Robert Frost

The best way out is always through.

Tuesday, February 16, 2010

Croissant break

What to do on a day like this?.... a rare event....snow in Texas that doesn't melt at the ground and lingers a little.
It put me in the mind for baking...a Valentine's treat for my family. David remembered a long ago wish I made and for Christmas (2009) got me the two vol. set of Julia Child's ..... in this second book I found this recipe... my, oh, my....could I do it? I wondered. Then I read that it only took a 12 hour process. hmmm. Who has 12 hours? Well apparently I found 'em, and somehow thought, time+ingredients=tasty. Let us see.
There was mess+4 hours of rising+butter (lots of it)+more time+skill with the rolling and the folding+time (ya see pattern here). It equaled a mess.... and this....Aha.... and in all honesty this burnt horror too (yet still somewhat edible). Plus I got to wake up the girls by smoke alarm at midnight because this burnt butter roll didn't happen without some smoke. But I discovered that the heavy weight pan burnt while our airbake pan worked wonderfully.
As to taste....we ate it ....hmmm....some more...hmm...well another one....hmmm. All in all they looked somewhat right, but the "ooooh, ahhh" was missing. They were most definitely flaky and tender, but the flavor wasn't spot on. Now I wasn't expecting French perfection, but the flavor to me was key over texture. Was it the butter? ...Was it the flour?....Dare I say, was it the "baker"? (well I can't do much there). So will I attempt it again....more than likely...I have to conquer it. Just have to. I will report here as soon as there is success.

Here's one for you.....


Anonymous said...

They look totally yummy to me!

Perhaps the missing ingredient was having a French waiter bring it to your table for two at a Paris cafe so you could nibble it while sipping super strong coffee and watching the people walking by.

BonjourRomance said...

Bonjour Jenny,
Wow, I am impressed. I've collected a couple of recipes for croisants but have never had the nerve to attempt it. My baking skills are, well it either turns out great or it's a complete disaster. Bravo to you, they look so good.

Jenny said...

AHa! Elizabeth I think you've got it. Yes, Paris was missing. Truly I want to try a different butter but first let's see if I can lose a few pounds before the next round of test tasting.

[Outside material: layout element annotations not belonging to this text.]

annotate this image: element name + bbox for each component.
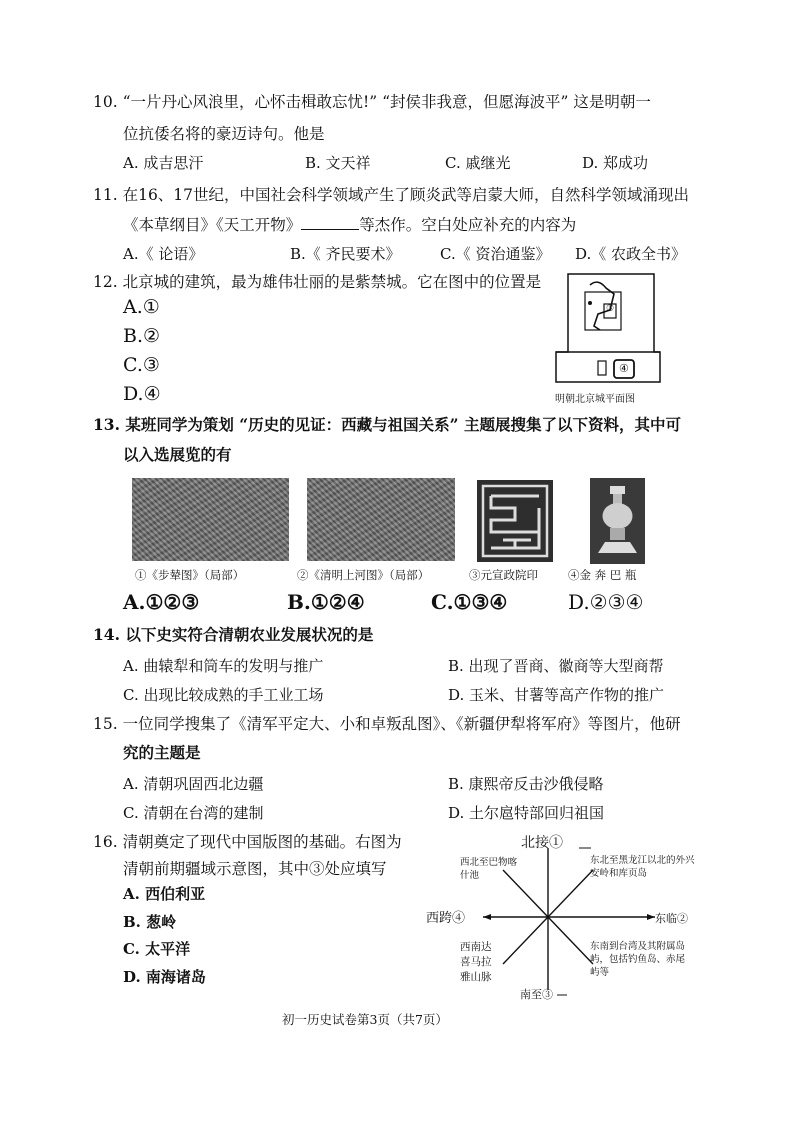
golden-urn-image: [590, 478, 645, 564]
q12-option-a: A.①: [123, 296, 160, 318]
q16-option-b: B. 葱岭: [123, 913, 177, 931]
q15-option-a: A. 清朝巩固西北边疆: [123, 775, 264, 793]
q11-option-b: B.《 齐民要术》: [290, 245, 401, 263]
q10-option-a: A. 成吉思汗: [123, 154, 204, 172]
yuan-seal-image: [475, 478, 555, 564]
q11-option-a: A.《 论语》: [123, 245, 204, 263]
q10-line2: 位抗倭名将的豪迈诗句。他是: [123, 125, 325, 143]
diagram-north: 北接①: [521, 835, 563, 851]
q16-line1: 16. 清朝奠定了现代中国版图的基础。右图为: [93, 833, 402, 851]
q10-line1: 10. “一片丹心风浪里，心怀击楫敢忘忧!” “封侯非我意，但愿海波平” 这是明朝一: [93, 93, 651, 111]
caption-urn: ④金 奔 巴 瓶: [568, 568, 637, 582]
q12-option-d: D.④: [123, 383, 161, 405]
q11-line2-end: 等杰作。空白处应补充的内容为: [359, 216, 577, 234]
map-label-4: ④: [619, 362, 629, 375]
q13-option-a: A.①②③: [123, 590, 200, 614]
q12-option-c: C.③: [123, 354, 160, 376]
diagram-southwest: 西南达喜马拉雅山脉: [460, 941, 492, 983]
diagram-east: 东临②: [655, 912, 688, 925]
q11-option-c: C.《 资治通鉴》: [440, 245, 551, 263]
painting-qingming-image: [307, 478, 455, 561]
q11-line2-start: 《本草纲目》《天工开物》: [123, 216, 302, 234]
q11-line2: [123, 213, 576, 235]
painting-bunian-image: [132, 478, 289, 561]
q14-option-c: C. 出现比较成熟的手工业工场: [123, 686, 324, 704]
diagram-northeast: 东北至黑龙江以北的外兴安岭和库页岛: [590, 855, 695, 879]
q10-option-c: C. 戚继光: [445, 154, 511, 172]
q13-line2: 以入选展览的有: [123, 445, 232, 464]
q16-line2: 清朝前期疆域示意图，其中③处应填写: [123, 860, 387, 878]
diagram-south: 南至③: [520, 988, 553, 1001]
caption-seal: ③元宣政院印: [469, 568, 538, 582]
map-caption: 明朝北京城平面图: [555, 394, 635, 405]
q15-option-b: B. 康熙帝反击沙俄侵略: [448, 775, 604, 793]
q12-option-b: B.②: [123, 325, 161, 347]
q15-option-d: D. 土尔扈特部回归祖国: [448, 804, 605, 822]
q15-line2: 究的主题是: [123, 743, 201, 762]
diagram-northwest: 西北至巴物喀什池: [460, 857, 518, 881]
q12-line1: 12. 北京城的建筑，最为雄伟壮丽的是紫禁城。它在图中的位置是: [93, 273, 542, 291]
q11-line1: 11. 在16、17世纪，中国社会科学领域产生了顾炎武等启蒙大师，自然科学领域涌现出: [93, 186, 690, 204]
q16-option-d: D. 南海诸岛: [123, 968, 206, 986]
q16-option-a: A. 西伯利亚: [123, 885, 206, 903]
q15-line1: 15. 一位同学搜集了《清军平定大、小和卓叛乱图》、《新疆伊犁将军府》等图片，他研: [93, 715, 681, 733]
q16-option-c: C. 太平洋: [123, 940, 191, 958]
diagram-west: 西跨④: [426, 911, 466, 926]
caption-qingming: ②《清明上河图》（局部）: [297, 568, 430, 582]
map-label-3: ③: [606, 304, 615, 314]
q13-option-b: B.①②④: [287, 590, 365, 614]
q11-blank: [301, 217, 359, 230]
page-footer: 初一历史试卷第3页（共7页）: [282, 1012, 448, 1027]
diagram-southeast: 东南到台湾及其附属岛屿，包括钓鱼岛、赤尾屿等: [590, 941, 686, 978]
q14-line1: 14. 以下史实符合清朝农业发展状况的是: [93, 625, 374, 644]
q14-option-d: D. 玉米、甘薯等高产作物的推广: [448, 686, 665, 704]
q13-option-d: D.②③④: [568, 590, 644, 614]
q13-line1: 13. 某班同学为策划 “历史的见证：西藏与祖国关系” 主题展搜集了以下资料，其中可: [93, 415, 681, 434]
caption-bunian: ①《步辇图》（局部）: [135, 568, 245, 582]
q11-option-d: D.《 农政全书》: [575, 245, 687, 263]
q10-option-d: D. 郑成功: [582, 154, 649, 172]
q13-option-c: C.①③④: [431, 590, 508, 614]
beijing-map: [550, 270, 665, 390]
q14-option-a: A. 曲辕犁和筒车的发明与推广: [123, 657, 324, 675]
q14-option-b: B. 出现了晋商、徽商等大型商帮: [448, 657, 664, 675]
q15-option-c: C. 清朝在台湾的建制: [123, 804, 264, 822]
q10-option-b: B. 文天祥: [305, 154, 371, 172]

Bonjour mon amie! THank you for the compliment. I still have no idea what I should be doing but I am going to blame the flour and butter right now. I am still hoping to get your madeleines recipe sometime...but I know you are tres busy.

Anne in Oxfordshire said...

Well done to you Jenny for even trying and finding the hours too!!

They look yummy and I am sure they were..I hope your family enjoyed them :-)

A Tale of Two Cities said...

You are so ambitious! I can't imagine tackling croissants at home, but boy, do I love those flaky, buttery tastes of heaven. I can't seem to find any place on this side of the Atlantic that makes them as tasty as the ones in Paris.
If you make any more, remember sending them from one town in Texas to another would be such a quick mailing, that they'd probably still be fresh when they got here! Your family is so lucky to have you as a baker!


Jenny said...

Anne, finding time is not exactly too difficult as I am a hermit. My family was "eh" about the whole thing. In the back of my crazy ideas I am constantly testing recipes for that one day cafe I hope to run in our small town...we shall see.

Debi, you are so encouraging and funny. For me I don't think any croissant in the US could be as tasty as in Paris....how could it? I love the idea of sending you food...it just tickles me that anything I made would be postage worthy. Hee hee. Cheers!

Sally Annie Magundy said...

Hi Jenny!
Oh my gosh, I didn't know it was a twelve hour process!!! I knew it involved a lot of butter and a lot chilling and folding but didn't know that added up to that many hours. Wow. Whoa.
They look great to me! I think you're much more of an accomplished baker than I am.
I stink at rolling - can't roll a round pie crust to save my life, so I'm sure I couldn't roll a rectangle either.
That makes me sad that you put so much time and effort in and you weren't happy. I sure hate that!
At Whole Foods they sell a butter that says it's "European Style", not sure what that means or why it's different from ours???
Now I want a croissant SO BAD!!! I'm all rumbly in my tumbly.
Hey! I didn't know that it snows in Texas! D'oh. Duh! What a great photo that is, great memory to have.
Happy almost weekend!

Jennifer K said...

Hi Jenny, wow, you have been posting a lot lately! I'm glad I checked your blog tonight and got caught up. I love to bake and have always wanted to make croissants, but never have. Yours look great to me. I'm guessing that the missing "oomph" factor is the butter. If I were you next time I'd try a European style butter as someone else mentioned. European butters have a higher fat content than American butters. Conversely, American butter has a higher water content. The higher fat content gives more flavor to the product and also a better texture.
To answer your question on my blog, I have to renew my residence card around June this year. I'm just taking it year by year, but I'm planning on staying another year (or at least until July 2011). I want to modify the name of my blog to "My 2nd year in Paris," but it's a template and I can't change it! Oh well.